La saga de Grimr de Jérémie Moreau

La saga de Grimr de Jérémie Moreau

Catégorie(s) : Bande dessinée => Aventures, policiers et thrillers

Critiqué par Hervé28, le 21 octobre 2017 (Chartres, Inscrit(e) le 4 septembre 2011, 55 ans)
La note : 8 étoiles
Moyenne des notes : 8 étoiles (basée sur 4 avis)
Cote pondérée : 6 étoiles (14 482ème position).
Visites : 3 764 

Dépaysant ! et réussi !

J'avoue avoir eu du mal au début à m'approprier au style graphique de Jérémie Moreau, un style assez simple mais au fil des pages, son talent s'affirme. Et les scènes nocturnes, toutes en aquarelles, sont superbes (les premières pages du chapitre 4 sont d'une beauté à couper le souffle) .
L'auteur nous offre une histoire forte dans une Islande du XVIIIème siècle, dominée par le Danemark , et où une nature hostile rend la vie difficile aux habitants.

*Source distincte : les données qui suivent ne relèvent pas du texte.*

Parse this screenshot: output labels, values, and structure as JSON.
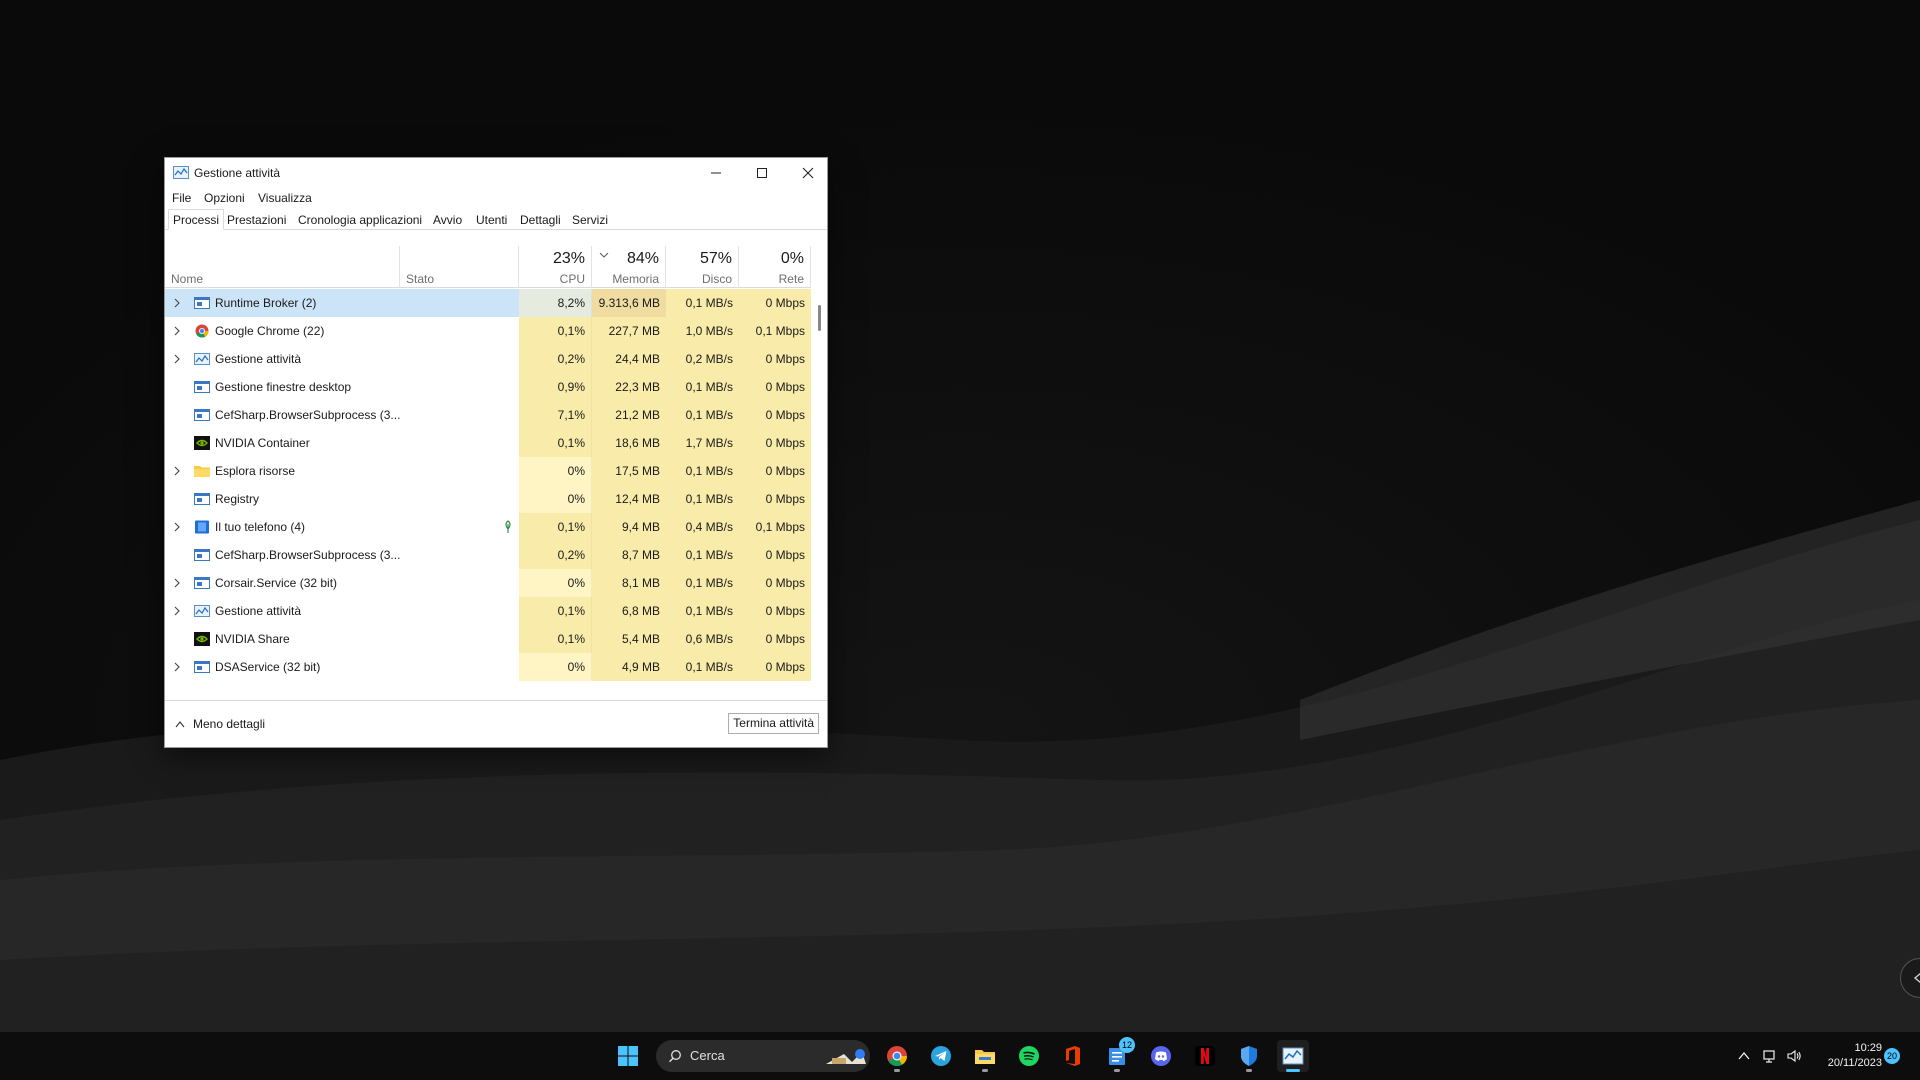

A travers les aventures de Grimr, l'auteur relate tout un pan d'une certaine histoire de l'Islande, histoire méconnue par la plupart d'entre-nous (légendes, société ...)

De l'injustice des hommes aux caprices de la nature, rien ne sera épargné au jeune Grimr, dès les premières pages d'ailleurs.

Le scénario est bien construit, le chapitre 1 faisant écho aux planches de fin, et repose finalement sur une touche d'humanité que l'on n'attendait (presque) pas.

Un très bel album.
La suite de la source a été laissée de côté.